Meringis. Hatiku nyeri. Kedua orang yang kusayang berpelukan—atau lebih tepatnya Chenle yang memeluk tetapi sama sekali tidak dibalas karena kamu kebingungan.
Hatiku semakin nyeri.
Chenle menangis di pelukanmu, tapi kamu sama sekali tidak mengidahkan dan tetap bungkam. Bahkan ketika aku tiba pun kamu tetap menatap lurus ke depan, seperti tak sadar akan keberadaanku. Benar-benar sakit rasanya.

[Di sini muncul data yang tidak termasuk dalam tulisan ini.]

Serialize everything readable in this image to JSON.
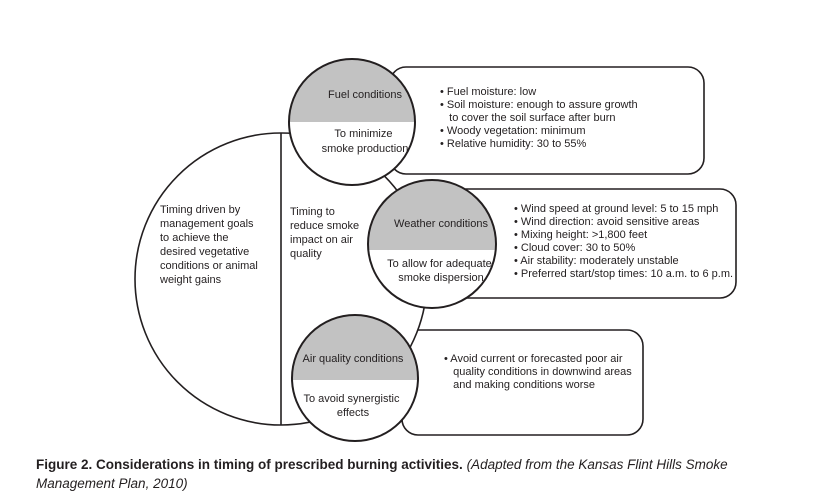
{
  "left_circle": {
    "text_lines": [
      "Timing driven by",
      "management goals",
      "to achieve the",
      "desired vegetative",
      "conditions or animal",
      "weight gains"
    ]
  },
  "middle": {
    "text_lines": [
      "Timing to",
      "reduce smoke",
      "impact on air",
      "quality"
    ]
  },
  "nodes": [
    {
      "header": "Fuel conditions",
      "goal_lines": [
        "To minimize",
        "smoke production"
      ],
      "bullets": [
        "• Fuel moisture: low",
        "• Soil moisture: enough to assure growth",
        "   to cover the soil surface after burn",
        "• Woody vegetation: minimum",
        "• Relative humidity: 30 to 55%"
      ]
    },
    {
      "header": "Weather conditions",
      "goal_lines": [
        "To allow for adequate",
        "smoke dispersion"
      ],
      "bullets": [
        "• Wind speed at ground level: 5 to 15 mph",
        "• Wind direction: avoid sensitive areas",
        "• Mixing height: >1,800 feet",
        "• Cloud cover: 30 to 50%",
        "• Air stability: moderately unstable",
        "• Preferred start/stop times: 10 a.m. to 6 p.m."
      ]
    },
    {
      "header": "Air quality conditions",
      "goal_lines": [
        "To avoid synergistic",
        "effects"
      ],
      "bullets": [
        "• Avoid current or forecasted poor air",
        "   quality conditions in downwind areas",
        "   and making conditions worse"
      ]
    }
  ],
  "caption": {
    "bold": "Figure 2. Considerations in timing of prescribed burning activities.",
    "italic": " (Adapted from the Kansas Flint Hills Smoke Management Plan, 2010)"
  },
  "colors": {
    "header_fill": "#c2c2c2",
    "stroke": "#231f20"
  }
}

Tapi inilah konsekuensinya.
Siapapun yang turun dari kereta kosmik akan kehilangan ingatannya.
Karena ... kereta kosmik merupakan kendaraan milik surga yang digunakan untuk mengantar penghuninya menemui mereka yang belum selesai tugasnya di bumi; itu kita, yang masih bernyawa, dengan konsekuensi hilangnya ingatan ketika sampai. Memori mereka dihapus sepanjang jalan, menjadikannya percuma sekejap kembali namun tak ada yang diingat sama sekali.

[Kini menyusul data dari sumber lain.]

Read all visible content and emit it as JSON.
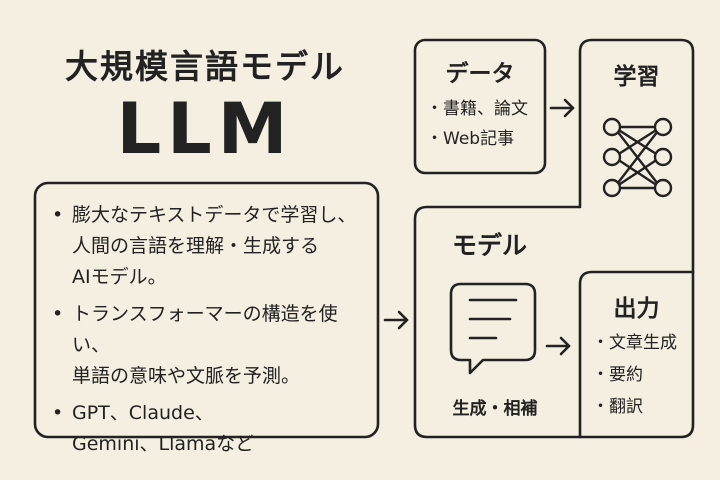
{
  "header": {
    "title": "大規模言語モデル",
    "subtitle": "LLM"
  },
  "description": {
    "items": [
      "膨大なテキストデータで学習し、人間の言語を理解・生成するAIモデル。",
      "トランスフォーマーの構造を使い、単語の意味や文脈を予測。",
      "GPT、Claude、Gemini、Llamaなど"
    ],
    "lines": [
      [
        "膨大なテキストデータで学習し、",
        "人間の言語を理解・生成する",
        "AIモデル。"
      ],
      [
        "トランスフォーマーの構造を使い、",
        "単語の意味や文脈を予測。"
      ],
      [
        "GPT、Claude、",
        "Gemini、Llamaなど"
      ]
    ]
  },
  "data_box": {
    "title": "データ",
    "items": [
      "書籍、論文",
      "Web記事"
    ]
  },
  "learning_box": {
    "title": "学習",
    "icon": "neural-network-icon"
  },
  "model_box": {
    "title": "モデル",
    "icon": "speech-bubble-icon",
    "caption": "生成・相補"
  },
  "output_box": {
    "title": "出力",
    "items": [
      "文章生成",
      "要約",
      "翻訳"
    ]
  },
  "colors": {
    "background": "#f5efe2",
    "stroke": "#222222",
    "text": "#222222"
  }
}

Tapi, sayang, tenang saja. Aku akan membantumu mengingat-ingat saat-saat kamu masih menghela dan menghembuskan napas di tengah sakit yang melanda. Saat kamu masih berada di tengah-tengah kita. Saat kamu masih menemani Chenle bermain. Saat kamu mendampingiku dan mengecup bibirku saat aku terbangun dari tidur. Akan kubantu dirimu sampai kereta kosmik datang lagi untuk menjemputmu pulang ke surga.
“Papa, ayo pulang.”
Aku menuduk, menatap Chenle yang menarik tanganmu manja, selanjutnya melihatmu, yang termangu-mangu karena ajakan itu. Aku yakin di otakmu terdapat seribu pertanyaan yang memiliki inti: “Di mana aku sekarang?”

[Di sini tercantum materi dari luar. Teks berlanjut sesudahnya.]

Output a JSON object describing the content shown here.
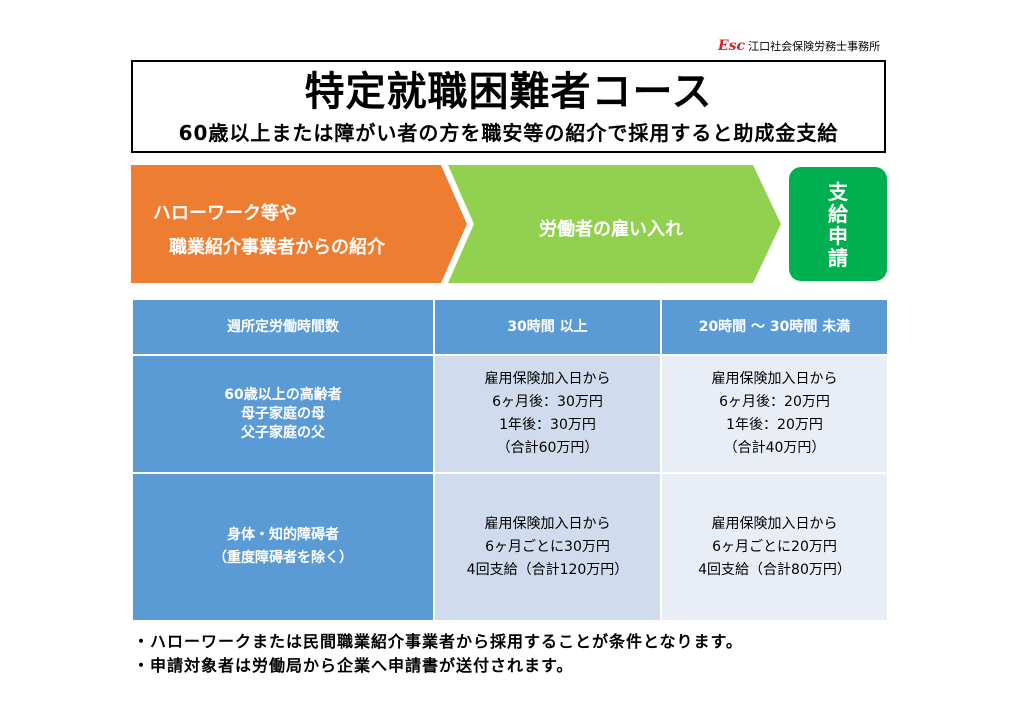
{
  "logo": {
    "mark": "Esc",
    "text": "江口社会保険労務士事務所"
  },
  "title": "特定就職困難者コース",
  "subtitle": "60歳以上または障がい者の方を職安等の紹介で採用すると助成金支給",
  "flow": {
    "step1": [
      "ハローワーク等や",
      "職業紹介事業者からの紹介"
    ],
    "step2": "労働者の雇い入れ",
    "step3": [
      "支",
      "給",
      "申",
      "請"
    ],
    "colors": {
      "step1": "#ed7d31",
      "step2": "#92d050",
      "step3": "#00b050"
    }
  },
  "table": {
    "headers": [
      "週所定労働時間数",
      "30時間 以上",
      "20時間 ～ 30時間 未満"
    ],
    "rows": [
      {
        "label": [
          "60歳以上の高齢者",
          "母子家庭の母",
          "父子家庭の父"
        ],
        "col1": [
          "雇用保険加入日から",
          "6ヶ月後：30万円",
          "1年後：30万円",
          "（合計60万円）"
        ],
        "col2": [
          "雇用保険加入日から",
          "6ヶ月後：20万円",
          "1年後：20万円",
          "（合計40万円）"
        ]
      },
      {
        "label": [
          "身体・知的障碍者",
          "（重度障碍者を除く）"
        ],
        "col1": [
          "雇用保険加入日から",
          "6ヶ月ごとに30万円",
          "4回支給（合計120万円）"
        ],
        "col2": [
          "雇用保険加入日から",
          "6ヶ月ごとに20万円",
          "4回支給（合計80万円）"
        ]
      }
    ]
  },
  "notes": [
    "・ハローワークまたは民間職業紹介事業者から採用することが条件となります。",
    "・申請対象者は労働局から企業へ申請書が送付されます。"
  ]
}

“Injun-ah.” Aku memanggilnya pelan. Memanggilnya dengan nama kesayangan yang aku buat saat kencan kelima kita. Aku masih ingat bagaimana malu-malunya dirimu saat aku panggil begitu. Bahkan sampai kita menikah pun kamu masih malu-malu. Tapi, untuk sekarang, tidak ada raut malu, melainkan takut. “Betul kata Lele, ayo pulang. Nanti hujannya makin deras.”
“Kamu siapa?” Mata itu akhirnya menatapku. Aku balas teduh. Kedua sudut bibir naik untuk membuktikan kalau aku merupakan orang baik. “Kamu tau namaku?”
Chenle menggoyangkan tanganmu lagi. Keningnya berkerut dalam-dalam. “Papa lupa sama Appa? Berarti Papa lupa aku juga dong! Ish, Papa jahat! Masa—”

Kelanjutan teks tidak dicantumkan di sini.